When the hawk sits, examine the tail to determine if it is rounder or even more rectangular. Consider the size; certain hawks, such as the Sharpie and Cooper’s hawks, are noticeably tiny. Look attentively at the hues of the plumage. It does not take a hawk’s vision to tell them apart.


What kind of hawk is by far the most prevalent within Oklahoma?

Red-tailed Hawks represent the most common hawks across North America and may be seen in Oklahoma all year.

They have huge buteo proportions, with rounded, long wings as well as a little, fan-shaped tail. Like numerous other hawks, red-tailed hawks possess darker brown upperparts and creamy underparts.

What do hawks in Oklahoma eat?

Because these enormous hawks prey mostly on animals, they must not worry about other birds that visit your feeders.

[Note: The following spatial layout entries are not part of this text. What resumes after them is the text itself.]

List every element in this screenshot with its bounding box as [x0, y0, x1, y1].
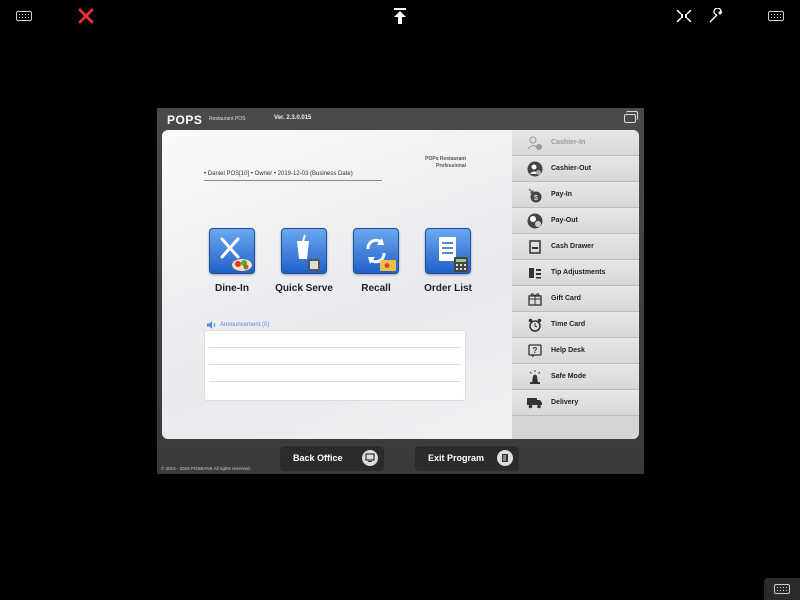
sidebar-item-delivery[interactable]: Delivery: [512, 390, 639, 416]
sidebar-item-safe-mode[interactable]: Safe Mode: [512, 364, 639, 390]
quick-serve-label: Quick Serve: [275, 283, 333, 294]
keyboard-icon[interactable]: [766, 4, 786, 28]
pay-in-icon: $: [526, 186, 544, 204]
order-list-label: Order List: [424, 283, 472, 294]
user-info: • Daniel POS[10] • Owner • 2019-12-03 (B…: [204, 171, 353, 177]
announcement-list[interactable]: [204, 330, 466, 401]
keyboard-toggle-button[interactable]: [764, 578, 800, 600]
sidebar-item-tip-adjustments[interactable]: Tip Adjustments: [512, 260, 639, 286]
title-bar: POPS Restaurant POS Ver. 2.3.0.015: [157, 108, 644, 130]
monitor-icon: [362, 450, 378, 466]
order-list-button[interactable]: Order List: [419, 228, 477, 294]
dine-in-icon: [209, 228, 255, 274]
recall-button[interactable]: Recall: [347, 228, 405, 294]
exit-program-button[interactable]: Exit Program: [415, 445, 519, 471]
dine-in-button[interactable]: Dine-In: [203, 228, 261, 294]
safe-mode-icon: [526, 368, 544, 386]
close-icon[interactable]: [76, 4, 96, 28]
sidebar-item-help-desk[interactable]: ? Help Desk: [512, 338, 639, 364]
delivery-icon: [526, 394, 544, 412]
sidebar-item-cashier-in[interactable]: Cashier-In: [512, 130, 639, 156]
keyboard-icon[interactable]: [14, 4, 34, 28]
recall-icon: [353, 228, 399, 274]
window-switch-icon[interactable]: [624, 111, 638, 123]
cashier-out-icon: [526, 160, 544, 178]
cash-drawer-icon: [526, 238, 544, 256]
keyboard-icon: [774, 584, 790, 594]
app-logo-subtitle: Restaurant POS: [209, 116, 246, 122]
app-logo: POPS: [167, 113, 203, 127]
sidebar-item-pay-in[interactable]: $ Pay-In: [512, 182, 639, 208]
order-list-icon: [425, 228, 471, 274]
exit-door-icon: [497, 450, 513, 466]
time-card-icon: [526, 316, 544, 334]
brand-label: POPs Restaurant Professional: [425, 156, 466, 169]
quick-serve-button[interactable]: Quick Serve: [275, 228, 333, 294]
quick-serve-icon: [281, 228, 327, 274]
svg-text:?: ?: [533, 346, 538, 355]
pos-window: POPS Restaurant POS Ver. 2.3.0.015 POPs …: [157, 108, 644, 474]
cashier-in-icon: [526, 134, 544, 152]
sidebar-item-pay-out[interactable]: Pay-Out: [512, 208, 639, 234]
pay-out-icon: [526, 212, 544, 230]
gift-card-icon: [526, 290, 544, 308]
sidebar-item-cash-drawer[interactable]: Cash Drawer: [512, 234, 639, 260]
sidebar-item-cashier-out[interactable]: Cashier-Out: [512, 156, 639, 182]
dine-in-label: Dine-In: [215, 283, 249, 294]
wrench-icon[interactable]: [706, 4, 726, 28]
copyright: © 2013 - 2019 POSBANK All rights reserve…: [161, 466, 251, 471]
version-label: Ver. 2.3.0.015: [274, 115, 312, 121]
speaker-icon: [207, 321, 216, 329]
announcement-header: Announcement (0): [207, 321, 269, 329]
help-desk-icon: ?: [526, 342, 544, 360]
sidebar: Cashier-In Cashier-Out $ Pay-In Pay-Out …: [512, 130, 639, 439]
svg-text:$: $: [534, 195, 538, 202]
recall-label: Recall: [361, 283, 391, 294]
back-office-button[interactable]: Back Office: [280, 445, 384, 471]
sidebar-item-gift-card[interactable]: Gift Card: [512, 286, 639, 312]
tip-adjustments-icon: [526, 264, 544, 282]
shrink-icon[interactable]: [674, 4, 694, 28]
sidebar-item-time-card[interactable]: Time Card: [512, 312, 639, 338]
main-panel: POPs Restaurant Professional • Daniel PO…: [162, 130, 512, 439]
announcement-label: Announcement (0): [220, 322, 270, 328]
divider: [204, 180, 382, 181]
upload-icon[interactable]: [391, 4, 409, 28]
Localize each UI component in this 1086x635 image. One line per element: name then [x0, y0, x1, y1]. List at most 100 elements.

Mice, rats, rabbits, voles, and ground squirrels are their most frequent prey. However, you may observe them devouring carrion, snakes, or larger birds (blackbirds, pheasants, starlings).

Do hawks consume squirrels?

Most hawks, on the other hand, are voracious predators who eat everything they can get their hands on. Snakes, mice, squirrels, rabbits, lizards, and any other form of smaller animals that can be found are examples of these little creatures.

Last Updated on March 22, 2023 by Lily Aldrin

About Lily Aldrin

I am Lily Aldrin. I attended Cornell University, where I obtained my degree to become an Ornithologist so I could pursue my love of these magnificent creatures in and out of their natural habitats.